I’m optimistic that the Deep Web will someday be in reach. Search
engine companies are working on the problem and they are not alone. Over the
last several years researchers here and elsewhere have devised a variety of
techniques for automated filling-out of forms by crawlers to gain access to
Deep Web information. In addition, there are clearly incentives for many Web
content providers—retailers, for example—to make the job easier for the
search engines. They want you to find their product information, even if it
happens to reside behind a form or menu. With search engines and content
providers equally motivated to make the Deep Web accessible, I feel confident
it will happen.
When it comes to enterprise data, I’m less optimistic about a future
of unfettered data access for users. The databases maintained by large
organizations tend to be very complex, often set up poorly, hard to use, and
even harder to migrate to keep pace with developments in software. An even bigger
problem than those faced by individual databases is that the data across an
enterprise typically resides in numerous different databases (tens or even
hundreds of them) that are fundamentally incompatible with each other. This
means that while we may have access to individual pieces of the data puzzle,
we often don’t really have access to the truly useful information, obtained
by putting the pieces together. A lot of people have argued, for example, that the
government had all the information needed to prevent the 9/11 terrorist attacks.

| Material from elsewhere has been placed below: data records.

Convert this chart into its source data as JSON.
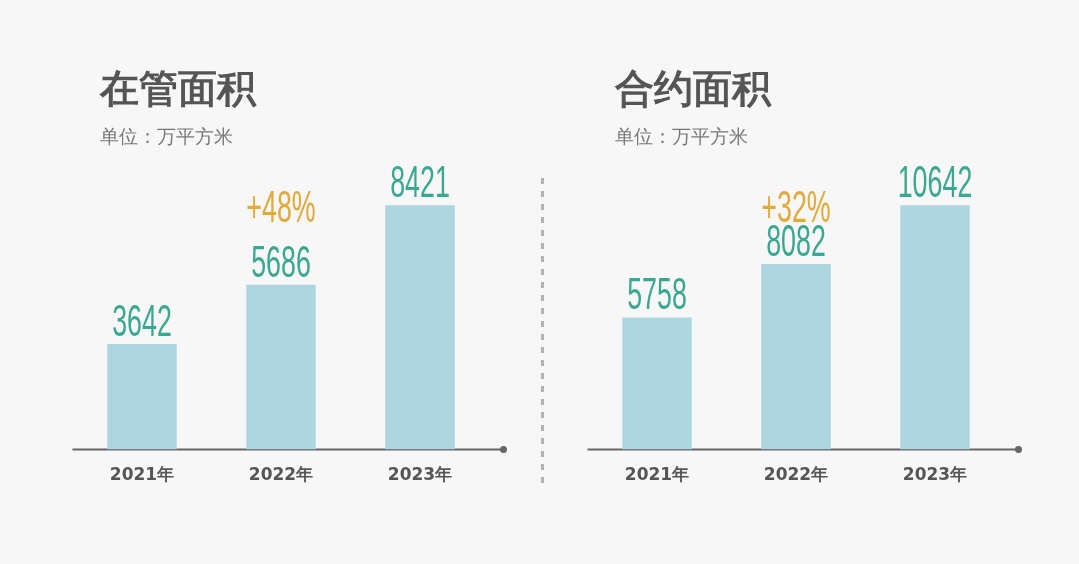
{
  "chart_data": [
    {
      "type": "bar",
      "title": "在管面积",
      "subtitle": "单位：万平方米",
      "categories": [
        "2021年",
        "2022年",
        "2023年"
      ],
      "values": [
        3642,
        5686,
        8421
      ],
      "color": "#aed6e0",
      "data_labels": true,
      "tick_labels": "x",
      "annotations": [
        "+48%"
      ]
    },
    {
      "type": "bar",
      "title": "合约面积",
      "subtitle": "单位：万平方米",
      "categories": [
        "2021年",
        "2022年",
        "2023年"
      ],
      "values": [
        5758,
        8082,
        10642
      ],
      "color": "#aed6e0",
      "data_labels": true,
      "tick_labels": "x",
      "annotations": [
        "+32%"
      ]
    }
  ]
}
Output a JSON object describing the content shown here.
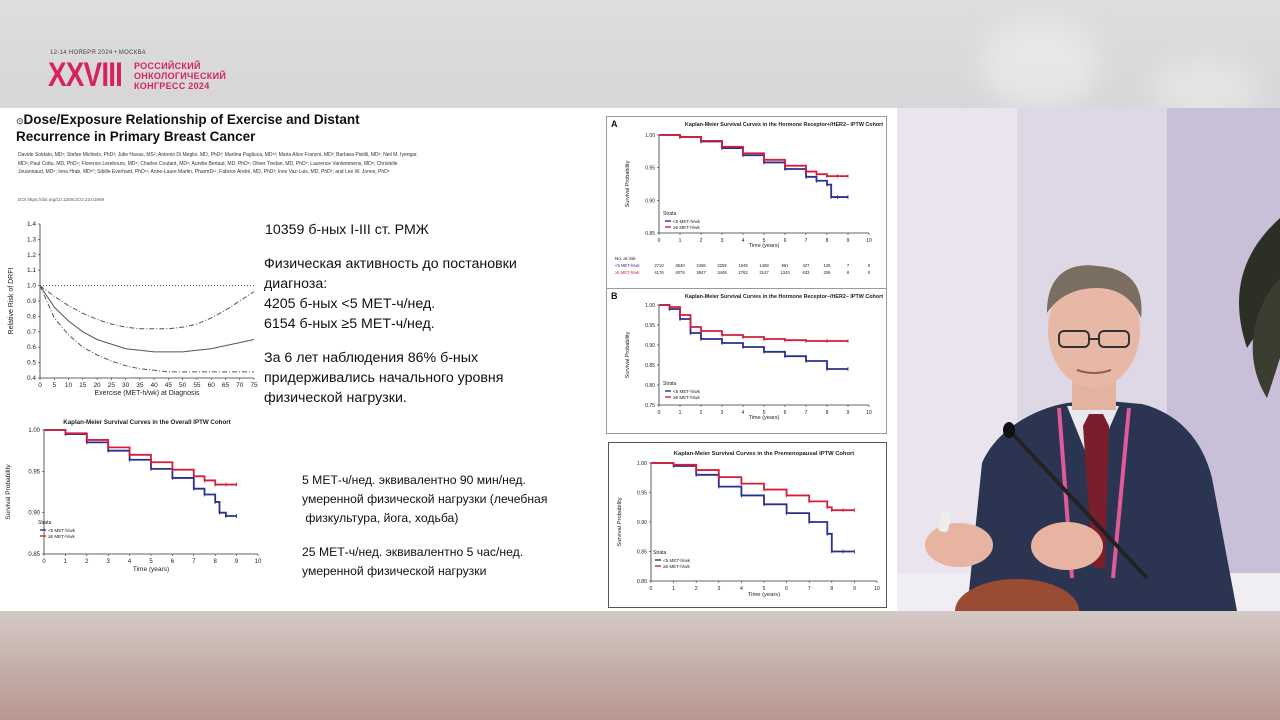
{
  "conference": {
    "dates": "12-14 НОЯБРЯ 2024 • МОСКВА",
    "numeral": "XXVIII",
    "name_lines": [
      "РОССИЙСКИЙ",
      "ОНКОЛОГИЧЕСКИЙ",
      "КОНГРЕСС 2024"
    ],
    "brand_color": "#d7235c"
  },
  "slide": {
    "title": "Dose/Exposure Relationship of Exercise and Distant Recurrence in Primary Breast Cancer",
    "authors": "Davide Soldato, MD¹; Stefan Michiels, PhD²; Julie Havas, MS²; Antonio Di Meglio, MD, PhD²; Martina Pagliuca, MD¹²; Maria Alice Franzoi, MD²; Barbara Pistilli, MD²; Neil M. Iyengar, MD³; Paul Cottu, MD, PhD⁴; Florence Lerebours, MD⁵; Charles Coutant, MD⁶; Aurelie Bertaut, MD, PhD⁶; Oliver Tredan, MD, PhD⁷; Laurence Vanlemmens, MD⁸; Christelle Jouannaud, MD⁹; Iona Hrab, MD¹⁰; Sibille Everhard, PhD¹¹; Anne-Laure Martin, PharmD¹¹; Fabrice André, MD, PhD²; Ines Vaz-Luis, MD, PhD²; and Lee W. Jones, PhD³",
    "doi": "DOI https://doi.org/10.1200/JCO.23.01959",
    "text_blocks": {
      "cohort": "10359 б-ных I-III ст. РМЖ",
      "activity_line1": "Физическая активность до постановки",
      "activity_line2": "диагноза:",
      "group_low": "4205 б-ных <5 МЕТ-ч/нед.",
      "group_high": "6154 б-ных ≥5 МЕТ-ч/нед.",
      "followup_line1": "За 6 лет наблюдения 86% б-ных",
      "followup_line2": "придерживались  начального уровня",
      "followup_line3": "физической нагрузки.",
      "equiv1_line1": "5 МЕТ-ч/нед. эквивалентно 90  мин/нед.",
      "equiv1_line2": "умеренной физической нагрузки (лечебная",
      "equiv1_line3": " физкультура, йога, ходьба)",
      "equiv2_line1": "25 МЕТ-ч/нед. эквивалентно 5  час/нед.",
      "equiv2_line2": "умеренной физической нагрузки"
    }
  },
  "colors": {
    "low_met": "#2b2f8f",
    "high_met": "#d41f3a",
    "curve": "#555555"
  },
  "chart_data": [
    {
      "type": "line",
      "xlabel": "Exercise (MET-h/wk) at Diagnosis",
      "ylabel": "Relative Risk of DRFI",
      "xticks": [
        0,
        5,
        10,
        15,
        20,
        25,
        30,
        35,
        40,
        45,
        50,
        55,
        60,
        65,
        70,
        75
      ],
      "yticks": [
        0.4,
        0.5,
        0.6,
        0.7,
        0.8,
        0.9,
        1.0,
        1.1,
        1.2,
        1.3,
        1.4
      ],
      "ylim": [
        0.4,
        1.4
      ],
      "xlim": [
        0,
        75
      ],
      "series": [
        {
          "style": "solid",
          "x": [
            0,
            5,
            10,
            15,
            20,
            25,
            30,
            35,
            40,
            45,
            50,
            55,
            60,
            65,
            70,
            75
          ],
          "y": [
            1.0,
            0.86,
            0.77,
            0.7,
            0.65,
            0.62,
            0.59,
            0.58,
            0.57,
            0.57,
            0.57,
            0.58,
            0.59,
            0.61,
            0.63,
            0.65
          ]
        },
        {
          "style": "dashdot",
          "x": [
            0,
            5,
            10,
            15,
            20,
            25,
            30,
            35,
            40,
            45,
            50,
            55,
            60,
            65,
            70,
            75
          ],
          "y": [
            1.0,
            0.93,
            0.87,
            0.82,
            0.78,
            0.75,
            0.73,
            0.72,
            0.72,
            0.72,
            0.73,
            0.75,
            0.79,
            0.84,
            0.9,
            0.96
          ]
        },
        {
          "style": "dashdot",
          "x": [
            0,
            5,
            10,
            15,
            20,
            25,
            30,
            35,
            40,
            45,
            50,
            55,
            60,
            65,
            70,
            75
          ],
          "y": [
            1.0,
            0.79,
            0.68,
            0.6,
            0.55,
            0.51,
            0.48,
            0.46,
            0.45,
            0.44,
            0.44,
            0.44,
            0.44,
            0.44,
            0.44,
            0.44
          ]
        },
        {
          "style": "dotted",
          "x": [
            0,
            75
          ],
          "y": [
            1.0,
            1.0
          ]
        }
      ]
    },
    {
      "type": "line",
      "title": "Kaplan-Meier Survival Curves in the Overall IPTW Cohort",
      "xlabel": "Time (years)",
      "ylabel": "Survival Probability",
      "xticks": [
        0,
        1,
        2,
        3,
        4,
        5,
        6,
        7,
        8,
        9,
        10
      ],
      "yticks": [
        0.85,
        0.9,
        0.95,
        1.0
      ],
      "xlim": [
        0,
        10
      ],
      "ylim": [
        0.85,
        1.0
      ],
      "legend_title": "Strata",
      "legend_position": "bottom-left",
      "series": [
        {
          "name": "<5 MET-h/wk",
          "color": "#2b2f8f",
          "x": [
            0,
            1,
            2,
            3,
            4,
            5,
            6,
            7,
            7.5,
            8,
            8.2,
            8.5,
            9
          ],
          "y": [
            1.0,
            0.995,
            0.985,
            0.975,
            0.964,
            0.953,
            0.942,
            0.929,
            0.922,
            0.913,
            0.9,
            0.896,
            0.896
          ]
        },
        {
          "name": "≥5 MET-h/wk",
          "color": "#d41f3a",
          "x": [
            0,
            1,
            2,
            3,
            4,
            5,
            6,
            7,
            7.5,
            8,
            8.5,
            9
          ],
          "y": [
            1.0,
            0.996,
            0.988,
            0.979,
            0.97,
            0.961,
            0.952,
            0.944,
            0.939,
            0.934,
            0.934,
            0.934
          ]
        }
      ]
    },
    {
      "type": "line",
      "panel_label": "A",
      "title": "Kaplan-Meier Survival Curves in the Hormone Receptor+/HER2– IPTW Cohort",
      "xlabel": "Time (years)",
      "ylabel": "Survival Probability",
      "xticks": [
        0,
        1,
        2,
        3,
        4,
        5,
        6,
        7,
        8,
        9,
        10
      ],
      "yticks": [
        0.85,
        0.9,
        0.95,
        1.0
      ],
      "xlim": [
        0,
        10
      ],
      "ylim": [
        0.85,
        1.0
      ],
      "legend_title": "Strata",
      "series": [
        {
          "name": "<5 MET-h/wk",
          "color": "#2b2f8f",
          "x": [
            0,
            1,
            2,
            3,
            4,
            5,
            6,
            7,
            7.5,
            8,
            8.2,
            8.5,
            9
          ],
          "y": [
            1.0,
            0.997,
            0.99,
            0.98,
            0.969,
            0.958,
            0.948,
            0.936,
            0.93,
            0.924,
            0.905,
            0.905,
            0.905
          ]
        },
        {
          "name": "≥5 MET-h/wk",
          "color": "#d41f3a",
          "x": [
            0,
            1,
            2,
            3,
            4,
            5,
            6,
            7,
            7.5,
            8,
            8.5,
            9
          ],
          "y": [
            1.0,
            0.997,
            0.991,
            0.982,
            0.972,
            0.962,
            0.953,
            0.944,
            0.94,
            0.937,
            0.937,
            0.937
          ]
        }
      ],
      "risk_table": {
        "header": "No. at risk",
        "rows": [
          {
            "label": "<5 MET-h/wk",
            "values": [
              "2710",
              "3640",
              "2406",
              "2259",
              "1848",
              "1468",
              "961",
              "427",
              "125",
              "7",
              "0"
            ]
          },
          {
            "label": "≥5 MET-h/wk",
            "values": [
              "4176",
              "4075",
              "3847",
              "3448",
              "2762",
              "2147",
              "1343",
              "633",
              "206",
              "8",
              "0"
            ]
          }
        ]
      }
    },
    {
      "type": "line",
      "panel_label": "B",
      "title": "Kaplan-Meier Survival Curves in the Hormone Receptor–/HER2– IPTW Cohort",
      "xlabel": "Time (years)",
      "ylabel": "Survival Probability",
      "xticks": [
        0,
        1,
        2,
        3,
        4,
        5,
        6,
        7,
        8,
        9,
        10
      ],
      "yticks": [
        0.75,
        0.8,
        0.85,
        0.9,
        0.95,
        1.0
      ],
      "xlim": [
        0,
        10
      ],
      "ylim": [
        0.75,
        1.0
      ],
      "legend_title": "Strata",
      "series": [
        {
          "name": "<5 MET-h/wk",
          "color": "#2b2f8f",
          "x": [
            0,
            0.5,
            1,
            1.5,
            2,
            3,
            4,
            5,
            6,
            7,
            8,
            9
          ],
          "y": [
            1.0,
            0.99,
            0.965,
            0.93,
            0.915,
            0.905,
            0.895,
            0.883,
            0.872,
            0.86,
            0.84,
            0.84
          ]
        },
        {
          "name": "≥5 MET-h/wk",
          "color": "#d41f3a",
          "x": [
            0,
            0.5,
            1,
            1.5,
            2,
            3,
            4,
            5,
            6,
            7,
            8,
            9
          ],
          "y": [
            1.0,
            0.995,
            0.975,
            0.945,
            0.935,
            0.925,
            0.92,
            0.915,
            0.912,
            0.91,
            0.91,
            0.91
          ]
        }
      ]
    },
    {
      "type": "line",
      "title": "Kaplan-Meier Survival Curves in the Premenopausal IPTW Cohort",
      "xlabel": "Time (years)",
      "ylabel": "Survival Probability",
      "xticks": [
        0,
        1,
        2,
        3,
        4,
        5,
        6,
        7,
        8,
        9,
        10
      ],
      "yticks": [
        0.8,
        0.85,
        0.9,
        0.95,
        1.0
      ],
      "xlim": [
        0,
        10
      ],
      "ylim": [
        0.8,
        1.0
      ],
      "legend_title": "Strata",
      "series": [
        {
          "name": "<5 MET-h/wk",
          "color": "#2b2f8f",
          "x": [
            0,
            1,
            2,
            3,
            4,
            5,
            6,
            7,
            7.8,
            8,
            8.5,
            9
          ],
          "y": [
            1.0,
            0.995,
            0.98,
            0.96,
            0.945,
            0.93,
            0.915,
            0.9,
            0.88,
            0.85,
            0.85,
            0.85
          ]
        },
        {
          "name": "≥5 MET-h/wk",
          "color": "#d41f3a",
          "x": [
            0,
            1,
            2,
            3,
            4,
            5,
            6,
            7,
            7.8,
            8,
            8.5,
            9
          ],
          "y": [
            1.0,
            0.997,
            0.988,
            0.976,
            0.965,
            0.955,
            0.945,
            0.935,
            0.925,
            0.92,
            0.92,
            0.92
          ]
        }
      ]
    }
  ]
}
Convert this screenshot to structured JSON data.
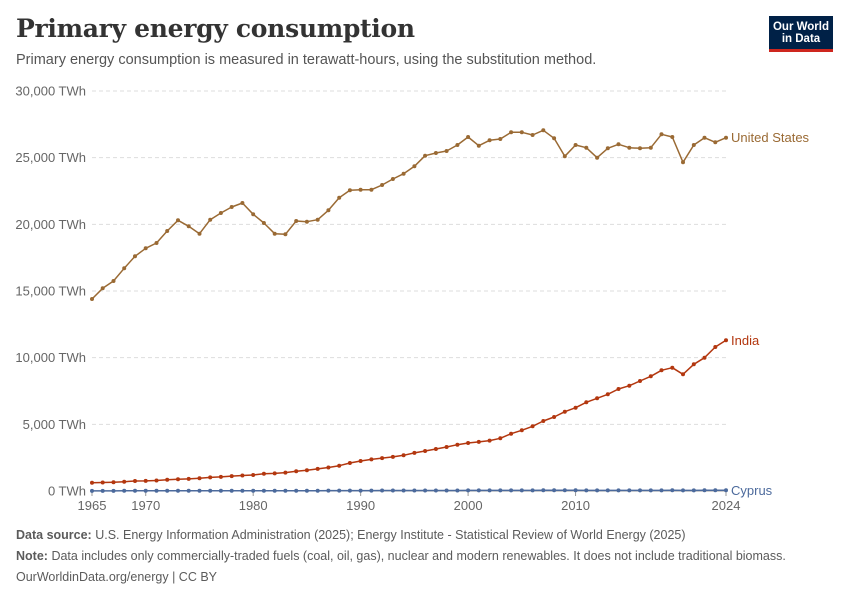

I don’t know whether this is true, but certainly there is a problem that law
enforcement and intelligence databases aren’t integrated well, so no one could
see the whole picture all at once.
Even when data from more than one database can be brought together, it is often
unclear how the information is related. Which records are talking about the same
thing or person? If one piece of information contradicts another piece, which should
we trust? The questions around improving enterprise data access—often referred to as
the “data integration” problem—are many and often ill-defined or
application-specific. In the InfoLab we are chipping away at small parts of the
problem. My group’s Trio project, for example, gives database managers the tools
to account for uncertainty in their data, and to track the “lineage” or
provenance of data. These features smooth the way for handling data merged from many
different, possibly conflicting, sources. Another InfoLab project is tackling the issue
of “entity resolution”: determining which distinct data records, perhaps
drawn from many different databases, actually represent the same real-world entity.
In an era when one can type in “relational database” and find more than
a million pages in less than a quarter of a second, it is easy to think that we have
universal access to the world’s information. In fact, that day is still yet to come.
|
 |
 |